Meinerzhagen/Kierspe - Eine gute Nachricht für alle Meinerzhagener und Kiersper Bürger hatten am Mittwoch Angehörige des heimischen Lions-Clubs.

Vier neue „Automatisierte Externe Defibrillatoren“ (AED) werden künftig öffentlich zugänglich und jederzeit erreichbar in den Volmestädten aufgehängt. Jedes dieser Geräte kostete knapp 2000 Euro – ohne das Engagement der Lions wäre diese Maßnahme wohl kaum zu stemmen gewesen. Deshalb freuten sich Mark Niggemann (Past-Vorsitzender), Dr. Gerhard Proske (Präsident des Lions-Hilfswerkes), Gerhard Fastenrath (Activity-Beauftragter) und Roman Kappius (Schatzmeister) darüber, dieses Projekt öffentlich machen zu können.

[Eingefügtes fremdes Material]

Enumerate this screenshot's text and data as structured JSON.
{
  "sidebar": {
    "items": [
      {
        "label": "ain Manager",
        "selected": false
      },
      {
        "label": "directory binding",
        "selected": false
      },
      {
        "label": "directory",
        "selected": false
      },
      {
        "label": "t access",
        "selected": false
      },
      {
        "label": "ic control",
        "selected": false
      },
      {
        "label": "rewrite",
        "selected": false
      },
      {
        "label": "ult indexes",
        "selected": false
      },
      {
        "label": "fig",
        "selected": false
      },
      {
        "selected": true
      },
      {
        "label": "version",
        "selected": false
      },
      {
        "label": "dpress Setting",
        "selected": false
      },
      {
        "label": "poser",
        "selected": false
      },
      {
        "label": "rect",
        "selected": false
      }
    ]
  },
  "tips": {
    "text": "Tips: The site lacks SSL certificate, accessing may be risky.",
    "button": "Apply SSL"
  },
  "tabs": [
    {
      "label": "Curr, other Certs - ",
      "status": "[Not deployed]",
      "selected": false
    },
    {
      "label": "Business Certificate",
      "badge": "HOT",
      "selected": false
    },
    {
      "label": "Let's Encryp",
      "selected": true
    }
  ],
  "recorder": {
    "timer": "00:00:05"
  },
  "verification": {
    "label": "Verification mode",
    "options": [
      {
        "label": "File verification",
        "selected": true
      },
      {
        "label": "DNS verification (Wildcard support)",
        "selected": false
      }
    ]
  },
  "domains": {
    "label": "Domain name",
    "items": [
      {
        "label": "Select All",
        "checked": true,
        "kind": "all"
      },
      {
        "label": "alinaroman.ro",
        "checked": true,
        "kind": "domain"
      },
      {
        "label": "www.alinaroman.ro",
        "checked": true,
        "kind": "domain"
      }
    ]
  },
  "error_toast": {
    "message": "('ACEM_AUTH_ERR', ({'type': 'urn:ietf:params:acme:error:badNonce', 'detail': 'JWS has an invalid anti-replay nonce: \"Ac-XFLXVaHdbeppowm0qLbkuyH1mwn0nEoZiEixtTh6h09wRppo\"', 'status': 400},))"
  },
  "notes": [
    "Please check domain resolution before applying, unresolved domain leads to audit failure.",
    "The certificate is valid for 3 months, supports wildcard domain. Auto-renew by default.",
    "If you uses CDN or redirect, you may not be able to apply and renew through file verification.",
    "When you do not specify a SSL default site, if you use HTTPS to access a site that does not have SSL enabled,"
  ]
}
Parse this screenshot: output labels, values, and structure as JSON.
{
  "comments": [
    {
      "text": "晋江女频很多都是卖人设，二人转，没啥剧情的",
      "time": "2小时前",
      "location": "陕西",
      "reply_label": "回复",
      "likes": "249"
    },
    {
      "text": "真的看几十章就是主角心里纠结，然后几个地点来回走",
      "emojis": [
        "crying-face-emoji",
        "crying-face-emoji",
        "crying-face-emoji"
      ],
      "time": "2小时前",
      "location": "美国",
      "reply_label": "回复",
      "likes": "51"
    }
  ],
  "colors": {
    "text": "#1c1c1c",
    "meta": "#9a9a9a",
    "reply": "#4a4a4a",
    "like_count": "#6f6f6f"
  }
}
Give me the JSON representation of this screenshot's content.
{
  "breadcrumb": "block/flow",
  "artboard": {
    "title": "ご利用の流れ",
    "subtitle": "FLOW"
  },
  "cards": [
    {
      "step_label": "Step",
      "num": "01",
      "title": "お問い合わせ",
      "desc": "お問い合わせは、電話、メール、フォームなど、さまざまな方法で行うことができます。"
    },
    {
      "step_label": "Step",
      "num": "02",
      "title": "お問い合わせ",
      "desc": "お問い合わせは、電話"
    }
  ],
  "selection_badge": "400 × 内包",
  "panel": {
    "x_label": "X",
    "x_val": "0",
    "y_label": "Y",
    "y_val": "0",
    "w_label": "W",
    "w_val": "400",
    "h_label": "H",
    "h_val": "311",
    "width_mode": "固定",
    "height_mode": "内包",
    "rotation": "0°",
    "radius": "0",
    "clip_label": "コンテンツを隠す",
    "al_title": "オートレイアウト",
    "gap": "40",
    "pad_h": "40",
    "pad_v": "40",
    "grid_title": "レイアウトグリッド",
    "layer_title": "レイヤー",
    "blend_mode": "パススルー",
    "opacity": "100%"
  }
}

„Mit diesem elektromedizinischen Gerät lassen sich akute Störungen der Herztätigkeit notfallmäßig behandeln“, informierten die Lions. Wichtig dabei: „Das Gerät nimmt dem Helfer die Aufregung, weil es Schritt für Schritt Anweisungen erteilt und auch selbst entscheidet, ob der elektrische Impuls an den Herzmuskel gegeben wird“, erläuterte Roman Kappius. Und Gerhard Fastenrath fügte hinzu: „Es ist ein narrensicheres Gerät. Das Schlimmste in einer Notfallsituation ist doch, nichts zu tun. Allerdings ersetzt der Defibrillator nicht die Herzdruckmassage, die der Helfer noch selbst ausführen muss. Auch dafür gibt es dann allerdings Anweisungen von dem AED.“

In etwa 14 Tagen wird je ein Gerät in der 24 Stunden geöffneten Jäger-Tankstelle an der Oststraße und im SB-Raum der Volksbank Rönsahl angebracht. Die weiteren Standorte – in Valbert beziehungsweise Kierspe – werden dann rechtzeitig bekanntgegeben.